The girl's mother testified that the girl had been at the special school for retarded children five or six years; that the year of the incident was the second year that she had been riding a bus by herself; that when she came home on May 14, "She was very hysterical, crying ... I asked her what was wrong, and she told me what happened . . . She was so hysterical that I had to calm her down a long time before I could understand her."
Defendant's testimony was in many respects substantially the same as that of the girl, that he had noticed her waving at him when he was driving the bus, that he saw her standing waiting for a bus on the occasion involved, that he asked her if she wished to ride home and she got in the car with him. He said he then asked her if she would like to have a Coke and she said it would be all right. She told him where she lived and he headed in that direction by the route of the Interstate and Green Springs Highway. He then asked her where would be a good place to go and she suggested the Dairy Queen. They stopped at a traffic light. His version continues:"Q What if anything happened? "A I asked her if I could kiss her, and she said she didn't care. So, I did. She was sitting by me at this time. "Q You say sitting by you, how close? "A Right next to me. "Q All right. Did you pull her, or did do anything to cause her to come over there ? "A I had asked her, and she had moved over. That was all. "Q After you had asked her and she moved over, you asked her if you could kiss her and she said okay? "A Yes. "Q Did you kiss her? "A Yes. *629 "Q What did you do? "A Went on to the Dairy Queen. "Q All right. What did you do there? "A I asked her-well, I started to go get a coke. And I asked her could I kiss her again, and she said she didn't care. So, I kissed her again. And then I went and got the Coke."

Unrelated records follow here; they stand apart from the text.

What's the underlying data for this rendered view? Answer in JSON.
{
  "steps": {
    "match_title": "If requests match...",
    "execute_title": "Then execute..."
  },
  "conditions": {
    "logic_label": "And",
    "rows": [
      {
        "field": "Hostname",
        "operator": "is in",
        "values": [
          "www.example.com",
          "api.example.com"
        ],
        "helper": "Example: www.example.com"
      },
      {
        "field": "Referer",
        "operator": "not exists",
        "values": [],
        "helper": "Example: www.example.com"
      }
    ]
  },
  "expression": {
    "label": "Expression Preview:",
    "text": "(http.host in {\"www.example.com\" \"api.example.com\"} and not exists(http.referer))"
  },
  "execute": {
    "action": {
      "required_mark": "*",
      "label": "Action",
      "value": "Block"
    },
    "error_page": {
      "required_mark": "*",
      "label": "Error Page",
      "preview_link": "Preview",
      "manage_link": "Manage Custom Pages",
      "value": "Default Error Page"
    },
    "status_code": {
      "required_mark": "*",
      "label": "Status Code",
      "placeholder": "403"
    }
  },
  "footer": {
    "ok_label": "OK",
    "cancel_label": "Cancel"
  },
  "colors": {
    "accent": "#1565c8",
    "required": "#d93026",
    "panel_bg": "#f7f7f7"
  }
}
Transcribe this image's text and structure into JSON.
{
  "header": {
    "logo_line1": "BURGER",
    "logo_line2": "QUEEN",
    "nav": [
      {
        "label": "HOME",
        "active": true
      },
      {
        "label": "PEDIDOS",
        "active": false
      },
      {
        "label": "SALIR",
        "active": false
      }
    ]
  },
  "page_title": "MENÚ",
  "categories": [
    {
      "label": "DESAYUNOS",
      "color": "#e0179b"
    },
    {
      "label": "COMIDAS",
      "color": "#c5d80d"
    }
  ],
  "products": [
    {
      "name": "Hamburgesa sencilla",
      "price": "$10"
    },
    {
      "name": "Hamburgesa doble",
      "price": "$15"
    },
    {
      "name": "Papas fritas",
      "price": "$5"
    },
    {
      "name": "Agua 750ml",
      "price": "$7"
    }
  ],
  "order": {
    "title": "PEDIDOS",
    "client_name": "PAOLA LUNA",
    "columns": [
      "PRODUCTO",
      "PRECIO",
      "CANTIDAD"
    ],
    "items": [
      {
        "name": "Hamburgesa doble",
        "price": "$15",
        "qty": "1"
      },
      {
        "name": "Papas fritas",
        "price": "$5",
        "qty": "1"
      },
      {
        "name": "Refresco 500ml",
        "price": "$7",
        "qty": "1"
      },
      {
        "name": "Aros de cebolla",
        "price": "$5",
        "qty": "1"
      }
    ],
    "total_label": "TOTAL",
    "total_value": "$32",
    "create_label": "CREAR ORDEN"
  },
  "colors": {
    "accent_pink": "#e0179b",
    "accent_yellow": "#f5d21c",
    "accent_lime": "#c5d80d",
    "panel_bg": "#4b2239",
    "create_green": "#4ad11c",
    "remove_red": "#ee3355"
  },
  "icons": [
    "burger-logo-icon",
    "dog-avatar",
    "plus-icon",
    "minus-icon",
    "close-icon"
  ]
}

He further testified that as he approached her home, she told him "that her mother was going to be mad at her. So, I says, well, if your mother is going to be mad and you will get in trouble, don't tell her." As she left, he said, "I kissed her bye." He further testified:"Q Did she say anything about meeting again? "A I asked her if she would like for me to pick her up the next Tuesday, and she said it would be okay with her. But I got put in jail on Monday. So I didn't go back Tuesday. "Q On this particular case? "A That's right."
Appellant divides the sole question before us into two parts:"1. Did the conduct of the defendant in this instance, toward prosecuting witness, amount to an Assault and Battery? "2. Did the Court err in concluding that she was held against her will, and `a mental harm' was done because of her age, and condition [TR 30] and that because of her age and retarded condition, she could not give her consent and that a reasonable person should have known this."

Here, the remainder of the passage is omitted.